Besançon : 150 enseignants mobilisés pour un « plan d’urgence » dans l’Education nationale

L'intersyndicale CGT, FSU, FO et SUD ont appelé à la mobilisation des enseignants et du personnel de l’éducation. Il s’agit de la première journée de grève depuis la rentrée scolaire pour demander de meilleures conditions de travail et une hausse des salaires.
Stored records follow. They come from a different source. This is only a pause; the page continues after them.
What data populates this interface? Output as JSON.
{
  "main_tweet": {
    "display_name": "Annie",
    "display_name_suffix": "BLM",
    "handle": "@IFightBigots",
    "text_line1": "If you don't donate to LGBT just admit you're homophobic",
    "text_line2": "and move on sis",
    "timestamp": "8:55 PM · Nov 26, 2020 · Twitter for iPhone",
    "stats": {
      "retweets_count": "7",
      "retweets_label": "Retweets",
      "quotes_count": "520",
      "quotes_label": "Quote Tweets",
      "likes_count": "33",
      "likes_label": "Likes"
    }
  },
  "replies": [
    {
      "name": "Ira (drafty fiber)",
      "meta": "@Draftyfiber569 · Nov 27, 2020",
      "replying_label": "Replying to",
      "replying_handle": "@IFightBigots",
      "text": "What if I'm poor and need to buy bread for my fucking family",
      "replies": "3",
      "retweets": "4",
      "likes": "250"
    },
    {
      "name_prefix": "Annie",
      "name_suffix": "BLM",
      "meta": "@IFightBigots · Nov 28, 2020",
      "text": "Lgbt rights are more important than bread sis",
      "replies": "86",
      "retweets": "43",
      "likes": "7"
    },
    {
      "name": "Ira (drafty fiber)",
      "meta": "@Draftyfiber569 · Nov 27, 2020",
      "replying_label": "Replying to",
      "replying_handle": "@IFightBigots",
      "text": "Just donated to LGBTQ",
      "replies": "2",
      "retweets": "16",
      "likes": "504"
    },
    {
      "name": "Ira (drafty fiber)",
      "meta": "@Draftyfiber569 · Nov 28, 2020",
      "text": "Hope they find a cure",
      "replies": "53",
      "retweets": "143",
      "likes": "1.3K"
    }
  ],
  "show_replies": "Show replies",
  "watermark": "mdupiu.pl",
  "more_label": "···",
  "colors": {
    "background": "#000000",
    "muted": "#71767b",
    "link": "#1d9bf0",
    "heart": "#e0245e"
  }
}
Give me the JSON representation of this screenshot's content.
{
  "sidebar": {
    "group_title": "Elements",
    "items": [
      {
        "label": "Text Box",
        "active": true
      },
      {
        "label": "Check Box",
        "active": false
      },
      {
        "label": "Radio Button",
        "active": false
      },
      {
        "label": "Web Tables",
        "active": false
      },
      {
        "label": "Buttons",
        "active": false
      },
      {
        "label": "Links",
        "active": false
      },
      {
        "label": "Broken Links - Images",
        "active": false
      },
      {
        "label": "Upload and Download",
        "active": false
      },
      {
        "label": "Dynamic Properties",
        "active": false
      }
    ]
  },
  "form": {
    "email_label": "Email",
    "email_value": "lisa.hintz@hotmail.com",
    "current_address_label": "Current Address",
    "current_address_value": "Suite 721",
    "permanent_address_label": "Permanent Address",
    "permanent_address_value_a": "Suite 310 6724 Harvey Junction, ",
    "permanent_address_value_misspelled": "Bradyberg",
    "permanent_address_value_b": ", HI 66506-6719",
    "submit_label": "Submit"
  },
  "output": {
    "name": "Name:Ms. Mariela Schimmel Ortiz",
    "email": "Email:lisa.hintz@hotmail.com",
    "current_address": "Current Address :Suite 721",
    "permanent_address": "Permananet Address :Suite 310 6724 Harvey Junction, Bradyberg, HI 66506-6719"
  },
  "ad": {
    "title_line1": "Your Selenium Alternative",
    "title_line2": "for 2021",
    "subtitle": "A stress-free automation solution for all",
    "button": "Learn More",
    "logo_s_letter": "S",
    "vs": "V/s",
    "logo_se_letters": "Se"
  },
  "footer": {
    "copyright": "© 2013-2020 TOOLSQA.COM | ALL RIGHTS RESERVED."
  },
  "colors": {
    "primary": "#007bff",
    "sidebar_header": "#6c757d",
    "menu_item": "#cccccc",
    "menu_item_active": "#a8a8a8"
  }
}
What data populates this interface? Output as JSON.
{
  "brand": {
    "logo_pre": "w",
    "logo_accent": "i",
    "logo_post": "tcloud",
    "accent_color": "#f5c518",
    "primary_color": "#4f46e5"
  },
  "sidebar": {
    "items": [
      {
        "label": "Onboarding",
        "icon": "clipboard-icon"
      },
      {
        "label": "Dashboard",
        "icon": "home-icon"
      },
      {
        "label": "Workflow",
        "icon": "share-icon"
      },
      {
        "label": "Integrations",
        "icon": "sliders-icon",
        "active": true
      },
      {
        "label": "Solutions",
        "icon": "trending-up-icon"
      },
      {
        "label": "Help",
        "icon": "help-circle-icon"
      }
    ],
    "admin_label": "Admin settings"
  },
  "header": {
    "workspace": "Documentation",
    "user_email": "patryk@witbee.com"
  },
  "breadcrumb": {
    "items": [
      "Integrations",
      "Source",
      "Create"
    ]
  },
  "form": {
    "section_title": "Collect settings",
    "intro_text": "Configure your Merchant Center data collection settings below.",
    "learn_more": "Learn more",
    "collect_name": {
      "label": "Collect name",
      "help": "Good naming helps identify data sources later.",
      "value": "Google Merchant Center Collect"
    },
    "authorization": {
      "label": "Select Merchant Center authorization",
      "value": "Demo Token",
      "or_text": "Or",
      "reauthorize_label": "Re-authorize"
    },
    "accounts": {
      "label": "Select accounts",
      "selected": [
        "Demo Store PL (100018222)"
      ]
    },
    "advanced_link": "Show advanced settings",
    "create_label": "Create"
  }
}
Et selon les chiffres communiqués par le rectorat, la mobilisation n’a pas été véritablement bien suivie. Dans le premier degré, le taux de grévistes s’élève à 5,47% et à 8,90% dans le secondaire. Le syndicat SNUipp-FSU 25 prévoyait 15% de personnes en grève ce jeudi 23 septembre.

A Besançon, 150 personnes de l’Education nationale se sont rassemblées Place Pasteur déployant des pancartes et multipliant les prises de parole. « Nous n’avons pas sollicité le recteur car nous sommes régulièrement en contact avec lui et nous savons qu’il n’allait rien nous dire de plus. Notre mobilisation a pour but d’interpeller l’opinion publique » avertit Karine Laurent, secrétaire départementale SNUipp-FSU 25.

Sur place, les enseignants dénoncent, comme depuis toujours, leurs conditions de travail. « Les conditions d’enseignement et de travail, les conditions de scolarisation pour les enfants ne sont pas satisfaisantes. Les enseignants absents ne sont pas remplacés, les élèves en grande difficulté manquent d’accompagnement. On souhaite aussi cette revalorisation promise par Blanquer et qui, finalement, est réduite à des clopinettes pour la moitié de la profession » s’insurge Karine Laurent.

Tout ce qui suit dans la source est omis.